Tonight the hot tap in our kitchen sink got stuck in full, drumming flow - the handle clicking uselessly as I turned it frantically. I managed to find the mains and turn off the water supply, phew, and then I phoned my parents, for their brief consolation, which was £80 cheaper than a plumber.
My Dad is an author, and we are the kind of family who can't put up shelves, do grouting or fix taps. (Occasionally, when we were kids, we wished our mum was a hairdresser, and our dad a builder: careers with practical application and bonus results. Loft extensions and 80's perms aplenty).
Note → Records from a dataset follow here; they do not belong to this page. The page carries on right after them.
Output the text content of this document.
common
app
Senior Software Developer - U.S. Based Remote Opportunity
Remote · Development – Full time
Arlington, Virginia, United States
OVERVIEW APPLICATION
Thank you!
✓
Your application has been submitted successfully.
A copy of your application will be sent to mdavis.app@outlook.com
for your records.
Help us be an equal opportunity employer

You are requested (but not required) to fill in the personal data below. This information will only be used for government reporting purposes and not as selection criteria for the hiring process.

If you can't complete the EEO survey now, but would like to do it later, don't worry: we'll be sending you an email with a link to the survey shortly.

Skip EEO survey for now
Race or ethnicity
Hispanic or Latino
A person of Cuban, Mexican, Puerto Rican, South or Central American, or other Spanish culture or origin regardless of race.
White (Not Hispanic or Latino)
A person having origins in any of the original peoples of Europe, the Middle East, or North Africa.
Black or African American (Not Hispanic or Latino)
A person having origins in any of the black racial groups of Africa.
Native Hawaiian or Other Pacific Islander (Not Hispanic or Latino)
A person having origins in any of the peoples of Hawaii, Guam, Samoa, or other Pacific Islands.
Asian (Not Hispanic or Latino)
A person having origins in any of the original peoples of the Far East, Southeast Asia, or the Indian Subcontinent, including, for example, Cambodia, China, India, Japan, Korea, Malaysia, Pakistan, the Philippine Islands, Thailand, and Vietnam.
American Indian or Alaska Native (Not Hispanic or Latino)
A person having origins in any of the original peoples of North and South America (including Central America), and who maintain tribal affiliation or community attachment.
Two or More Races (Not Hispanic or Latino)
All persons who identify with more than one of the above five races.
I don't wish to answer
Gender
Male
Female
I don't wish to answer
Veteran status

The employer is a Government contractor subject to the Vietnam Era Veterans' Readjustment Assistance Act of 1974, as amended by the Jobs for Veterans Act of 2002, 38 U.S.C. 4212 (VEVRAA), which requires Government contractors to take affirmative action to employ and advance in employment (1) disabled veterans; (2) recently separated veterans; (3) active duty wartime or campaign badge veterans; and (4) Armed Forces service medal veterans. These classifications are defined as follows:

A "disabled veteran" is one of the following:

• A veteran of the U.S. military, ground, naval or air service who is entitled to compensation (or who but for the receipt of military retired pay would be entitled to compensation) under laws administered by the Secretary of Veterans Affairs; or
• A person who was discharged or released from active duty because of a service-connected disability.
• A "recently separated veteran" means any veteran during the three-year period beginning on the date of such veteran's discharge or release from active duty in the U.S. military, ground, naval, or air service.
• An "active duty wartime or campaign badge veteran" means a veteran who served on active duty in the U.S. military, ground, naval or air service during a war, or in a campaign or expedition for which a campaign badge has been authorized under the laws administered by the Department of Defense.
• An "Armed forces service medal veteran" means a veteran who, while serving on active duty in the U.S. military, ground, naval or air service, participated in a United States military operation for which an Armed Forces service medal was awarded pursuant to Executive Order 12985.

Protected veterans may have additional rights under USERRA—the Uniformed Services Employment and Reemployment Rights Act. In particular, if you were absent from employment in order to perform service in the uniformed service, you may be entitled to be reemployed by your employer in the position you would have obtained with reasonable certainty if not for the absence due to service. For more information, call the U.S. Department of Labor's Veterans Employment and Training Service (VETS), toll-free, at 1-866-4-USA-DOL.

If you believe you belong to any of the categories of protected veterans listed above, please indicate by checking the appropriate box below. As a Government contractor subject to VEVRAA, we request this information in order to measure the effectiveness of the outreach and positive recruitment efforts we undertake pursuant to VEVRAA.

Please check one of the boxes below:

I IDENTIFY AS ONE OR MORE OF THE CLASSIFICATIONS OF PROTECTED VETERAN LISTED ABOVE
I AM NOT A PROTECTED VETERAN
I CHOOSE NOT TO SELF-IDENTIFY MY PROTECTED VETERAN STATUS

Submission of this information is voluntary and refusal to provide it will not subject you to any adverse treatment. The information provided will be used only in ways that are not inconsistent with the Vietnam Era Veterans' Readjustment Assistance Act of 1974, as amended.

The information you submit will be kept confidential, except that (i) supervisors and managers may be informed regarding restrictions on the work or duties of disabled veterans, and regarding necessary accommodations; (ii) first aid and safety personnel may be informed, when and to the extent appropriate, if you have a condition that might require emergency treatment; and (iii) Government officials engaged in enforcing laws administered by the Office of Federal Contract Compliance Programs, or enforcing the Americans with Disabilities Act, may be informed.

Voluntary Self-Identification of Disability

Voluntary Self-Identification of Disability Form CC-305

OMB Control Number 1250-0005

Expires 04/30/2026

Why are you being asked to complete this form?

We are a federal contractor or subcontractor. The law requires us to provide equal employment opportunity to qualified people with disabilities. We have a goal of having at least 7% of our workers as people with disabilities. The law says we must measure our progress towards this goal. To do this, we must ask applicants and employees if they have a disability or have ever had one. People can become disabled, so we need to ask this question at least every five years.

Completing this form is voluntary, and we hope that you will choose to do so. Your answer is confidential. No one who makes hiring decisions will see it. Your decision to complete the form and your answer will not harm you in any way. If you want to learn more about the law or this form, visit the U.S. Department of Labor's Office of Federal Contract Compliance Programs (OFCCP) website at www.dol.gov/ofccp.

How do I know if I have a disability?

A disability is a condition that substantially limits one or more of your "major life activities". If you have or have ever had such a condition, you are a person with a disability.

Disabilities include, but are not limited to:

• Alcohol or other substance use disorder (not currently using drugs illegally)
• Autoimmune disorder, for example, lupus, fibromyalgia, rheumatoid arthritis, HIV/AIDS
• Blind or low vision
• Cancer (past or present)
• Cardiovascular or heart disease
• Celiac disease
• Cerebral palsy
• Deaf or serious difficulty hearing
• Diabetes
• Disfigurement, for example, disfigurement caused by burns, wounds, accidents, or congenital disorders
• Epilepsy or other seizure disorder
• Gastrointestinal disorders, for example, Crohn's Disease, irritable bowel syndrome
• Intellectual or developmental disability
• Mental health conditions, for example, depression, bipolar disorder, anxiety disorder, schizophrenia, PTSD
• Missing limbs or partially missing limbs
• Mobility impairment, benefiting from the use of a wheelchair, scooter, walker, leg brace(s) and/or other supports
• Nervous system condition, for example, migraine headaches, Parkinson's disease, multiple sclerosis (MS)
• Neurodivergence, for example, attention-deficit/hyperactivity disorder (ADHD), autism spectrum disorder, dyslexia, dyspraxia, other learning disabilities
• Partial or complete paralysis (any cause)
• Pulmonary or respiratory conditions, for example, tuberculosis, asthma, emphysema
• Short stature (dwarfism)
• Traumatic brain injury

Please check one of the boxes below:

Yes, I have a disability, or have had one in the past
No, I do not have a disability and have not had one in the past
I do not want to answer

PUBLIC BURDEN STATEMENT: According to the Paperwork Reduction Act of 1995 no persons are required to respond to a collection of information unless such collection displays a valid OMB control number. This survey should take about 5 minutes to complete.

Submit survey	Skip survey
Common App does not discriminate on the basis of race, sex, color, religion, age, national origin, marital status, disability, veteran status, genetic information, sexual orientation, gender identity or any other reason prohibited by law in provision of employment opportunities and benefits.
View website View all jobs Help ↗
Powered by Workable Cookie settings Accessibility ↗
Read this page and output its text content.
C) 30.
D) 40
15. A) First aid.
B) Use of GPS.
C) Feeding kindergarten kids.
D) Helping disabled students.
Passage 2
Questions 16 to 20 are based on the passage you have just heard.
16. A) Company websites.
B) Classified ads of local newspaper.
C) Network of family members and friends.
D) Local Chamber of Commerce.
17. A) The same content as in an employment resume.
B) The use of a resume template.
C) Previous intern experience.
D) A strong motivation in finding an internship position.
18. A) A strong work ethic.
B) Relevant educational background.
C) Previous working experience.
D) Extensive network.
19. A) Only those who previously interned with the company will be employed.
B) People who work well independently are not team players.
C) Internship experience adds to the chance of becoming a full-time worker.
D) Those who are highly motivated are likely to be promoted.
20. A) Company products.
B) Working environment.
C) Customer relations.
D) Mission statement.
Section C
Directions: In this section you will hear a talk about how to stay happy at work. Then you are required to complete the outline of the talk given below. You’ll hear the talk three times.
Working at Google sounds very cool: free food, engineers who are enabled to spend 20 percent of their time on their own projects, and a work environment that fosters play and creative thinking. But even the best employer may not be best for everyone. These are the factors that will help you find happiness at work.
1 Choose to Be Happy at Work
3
And so, I was touched when my Dad turned up promptly with his M&S shopping bag, clicking with assorted spanners and washers. He managed to take the tap apart and - thread some thread around the thread, making it work again, at least until we can summon up the 'chore energy' required to hurl ourselves through the automatic doors of B&Q towards the tap section.
This should temporarily distract me from my wall dilemma. As I say, we have never been a knocking-down-wall kind of family. We wouldn't dare. Mind you, the wall between our small, (can I say tiny?) kitchen and adjacent dining room had a cheek ever going up in the first place. It was probably built in the days when wives were referred to as, 'Her indoors'. None of your egalitarian Ikea family space back then.
To fight back I'll need building control, a steel beam and a suitcase of dosh, but most of all, I need to change decades of DNA to become a knocking-down-wall kind of family.